For some WBDI drivers, multiple signatures are needed. A kernel-mode boot-start driver, which is a driver that is loaded by the Windows loader during the boot process, requires an additional embedded signature on both x86 and x64 platforms. Therefore, a boot-start driver must usually be signed in two ways:

  • A boot-start driver package that is installed by using an INF must have a signed catalog file, just like other types of drivers. The catalog file is used for signature verification during installation.
  • A boot-start driver's binary file must be embedded-signed by using an SPC with a corresponding cross-certificate.

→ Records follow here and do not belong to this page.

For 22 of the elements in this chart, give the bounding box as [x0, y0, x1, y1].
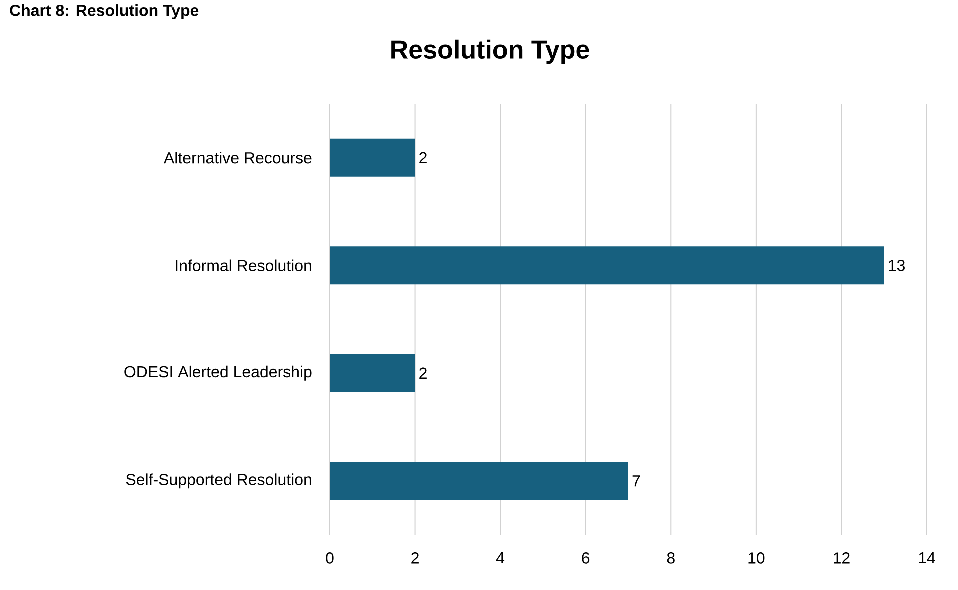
y-tick-label: Self-Supported Resolution [126, 474, 312, 489]
x-tick-label: 10 [748, 552, 765, 564]
caption: Chart 8: Resolution Type [10, 4, 199, 20]
bar [330, 138, 416, 177]
x-tick-label: 0 [326, 552, 334, 564]
chart-title: Resolution Type [392, 40, 590, 64]
x-tick-label: 4 [496, 552, 505, 564]
x-tick-label: 6 [582, 552, 590, 564]
x-tick-label: 14 [919, 552, 936, 564]
data-label: 13 [889, 260, 905, 272]
y-tick-label: ODESI Alerted Leadership [124, 366, 312, 381]
bar [330, 354, 416, 392]
data-label: 7 [632, 476, 640, 487]
x-tick-label: 8 [667, 552, 675, 564]
data-label: 2 [420, 368, 427, 379]
y-tick-label: Informal Resolution [176, 260, 312, 272]
data-label: 2 [420, 152, 427, 164]
y-tick-label: Alternative Recourse [164, 152, 312, 164]
x-tick-label: 2 [412, 552, 419, 564]
bar [330, 246, 884, 285]
x-tick-label: 12 [834, 552, 850, 564]
bar [330, 462, 629, 500]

A cross-certificate is issued by a CA (called a trusted root) that signs the public key for the root certificate of another CA, which creates a chain of trust from a single, trusted root CA to multiple other CAs.

You typically embedded-sign a driver binary after you create and sign the package's catalog file.

Boot-start drivers have the following characteristics:

  • The driver's INF specifies the start type as "Start=0".
  • A kernel service is configured with a ServiceType of kernel driver or file system driver and has StartMode set to "boot".

This topic does not cover the details of driver-signing requirements or procedures. For general information about signature requirements for drivers, see Driver Signing.